Estación Chilecito les propone un recorrido por la vida de una referencia esencial del jazz contemporáneo: el trompetista y cantante Chet Baker.

Su técnica instrumental y su estilo vocal han sellado la evolución del cool jazz.

Hemos seleccionado dos artículos que nos introducen, desde perspectivas distintas, en aspectos de su arte y de una vida marcada por excesos.

Chet Baker, el ángel de la voz triste



Foto: Michiel Hendryckx
Foto: Michiel Hendryckx

Por Nicolás Pichersky. Editado en La Nación, 28 diciembre de 2019

El trompetista del cool jazz, que hubiera cumplido 90 años el lunes pasado, marcó con su música y su imagen mucho de lo que vino después.
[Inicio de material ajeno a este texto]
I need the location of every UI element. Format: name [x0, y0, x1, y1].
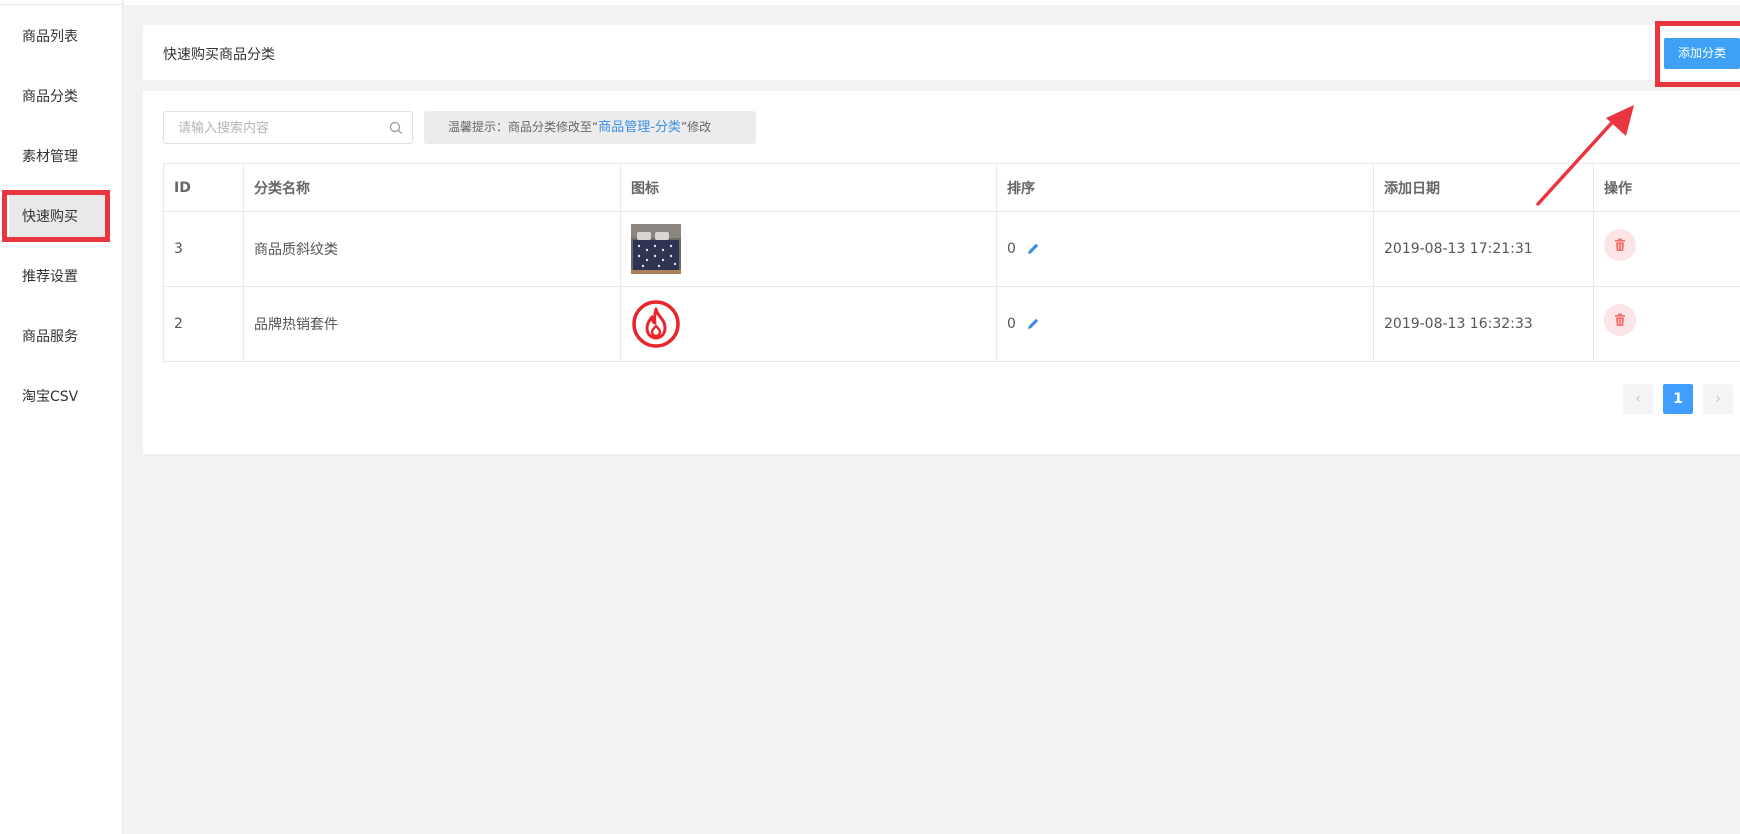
column-header-name: 分类名称 — [244, 164, 621, 211]
cell-name: 商品质斜纹类 — [244, 212, 621, 286]
sidebar-item-recommend-settings[interactable]: 推荐设置 — [22, 266, 78, 286]
search-icon[interactable] — [389, 121, 403, 135]
column-header-sort: 排序 — [997, 164, 1374, 211]
delete-button[interactable] — [1604, 304, 1636, 336]
page-title: 快速购买商品分类 — [163, 47, 275, 63]
pencil-icon[interactable] — [1026, 242, 1040, 256]
table-row: 2 品牌热销套件 0 2019-08-13 16:32:33 — [164, 287, 1740, 362]
bedding-photo-icon — [631, 224, 681, 274]
pagination-prev-button[interactable]: ‹ — [1623, 384, 1653, 414]
cell-date: 2019-08-13 16:32:33 — [1374, 287, 1594, 361]
sidebar-item-product-category[interactable]: 商品分类 — [22, 86, 78, 106]
category-table: ID 分类名称 图标 排序 添加日期 操作 3 商品质斜纹类 0 2019-08… — [163, 163, 1740, 362]
search-box — [163, 111, 413, 144]
sidebar-item-material-management[interactable]: 素材管理 — [22, 146, 78, 166]
cell-actions — [1594, 287, 1740, 361]
sidebar-item-product-list[interactable]: 商品列表 — [22, 26, 78, 46]
cell-actions — [1594, 212, 1740, 286]
fire-icon — [632, 300, 680, 348]
cell-icon — [621, 287, 997, 361]
column-header-id: ID — [164, 164, 244, 211]
table-header-row: ID 分类名称 图标 排序 添加日期 操作 — [164, 164, 1740, 212]
trash-icon — [1615, 313, 1625, 326]
sort-value: 0 — [1007, 241, 1016, 257]
pagination-next-button[interactable]: › — [1703, 384, 1733, 414]
column-header-actions: 操作 — [1604, 180, 1632, 197]
cell-date: 2019-08-13 17:21:31 — [1374, 212, 1594, 286]
pencil-icon[interactable] — [1026, 317, 1040, 331]
tip-suffix: 修改 — [687, 120, 712, 134]
sort-value: 0 — [1007, 316, 1016, 332]
column-header-date: 添加日期 — [1374, 164, 1594, 211]
cell-id: 3 — [164, 212, 244, 286]
trash-icon — [1615, 238, 1625, 251]
column-header-icon: 图标 — [621, 164, 997, 211]
tip-banner: 温馨提示：商品分类修改至“商品管理-分类”修改 — [424, 111, 756, 144]
sidebar: 商品列表 商品分类 素材管理 快速购买 推荐设置 商品服务 淘宝CSV — [0, 0, 123, 834]
pagination: ‹ 1 › — [1623, 384, 1733, 414]
sidebar-top-divider — [0, 0, 122, 5]
top-strip — [124, 0, 1740, 5]
cell-id: 2 — [164, 287, 244, 361]
search-input[interactable] — [178, 118, 378, 138]
page-header: 快速购买商品分类 添加分类 — [143, 25, 1740, 80]
cell-sort: 0 — [997, 287, 1374, 361]
annotation-highlight-box — [2, 190, 110, 242]
sidebar-item-product-service[interactable]: 商品服务 — [22, 326, 78, 346]
cell-icon — [621, 212, 997, 286]
tip-prefix: 温馨提示：商品分类修改至 — [448, 120, 593, 134]
cell-name: 品牌热销套件 — [244, 287, 621, 361]
sidebar-item-taobao-csv[interactable]: 淘宝CSV — [22, 386, 78, 406]
pagination-page-1[interactable]: 1 — [1663, 384, 1693, 414]
delete-button[interactable] — [1604, 229, 1636, 261]
annotation-highlight-box-add — [1655, 21, 1740, 87]
cell-sort: 0 — [997, 212, 1374, 286]
main-panel: 温馨提示：商品分类修改至“商品管理-分类”修改 ID 分类名称 图标 排序 添加… — [143, 91, 1740, 454]
tip-link[interactable]: 商品管理-分类 — [598, 120, 681, 135]
table-row: 3 商品质斜纹类 0 2019-08-13 17:21:31 — [164, 212, 1740, 287]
En la imagen, Baker con su querido instrumento, en una fotografía de 1983.


Su media sonrisa, la piel que parecía tallada en alabastro, sus ojos avellanados y una pequeña voz áurea. Estas características hicieron de Chet Baker un singular músico de jazz, muy popular. Trompetista primero y luego, y sobre todo, cantante, hubiera cumplido 90 años el lunes pasado.

Fue uno de los artistas pop más importantes de la segunda mitad del siglo XX. La definición suena extraña, más cuando la cultura del rock ha impuesto esa forzada y aburrida antinomia de "pop vs. rock" (el primero, dicen, sería más suave, más visual, más sintético; el segundo, más directo, más sensorial, más auténtico). Pero pop, al fin y al cabo, es la apócope de popular, y en la tradición de la música norteamericana también fueron estrellas pop Ella Fitzgerald o Frank Sinatra, que sobrepasaron el jazz al convertirse en artistas masivos. Y si bien la figura de Baker parece lejos del pop de artistas contemporáneos que reconocemos por su imaginería visual, como Lady Gaga o Katy Perry, sería imposible diferenciar su música de su imagen.

Chet era una "oakie", un joven pobre de Oklahoma, una de las zonas más castigadas durante la Gran Depresión. Autodidacta, aprendió en bandas militares y breves estadías en escuelas de música (en ninguna duró más de un año y medio), y se convirtió en un exponente del jazz de la Costa Oeste y su cool jazz de los 50. De estilo intimista, su look de estrella de cine (Hollywood le hizo varias ofertas, pero él prefirió seguir su carrera musical) remitía a la belleza de algunos héroes beatnik y a la rebeldía del momento (Jack Kerouac, James Dean). Su fisonomía transmitía "ese viejo sentimiento" (como se titula uno de los standards de jazz que más interpretó) que aún persiste al verlo: el del hipnotismo ante su belleza. Como trompetista y cantante, Baker desarrolló un estilo acorde a su aspecto físico: bello, ambiguo, vulnerable, provocador y sensual.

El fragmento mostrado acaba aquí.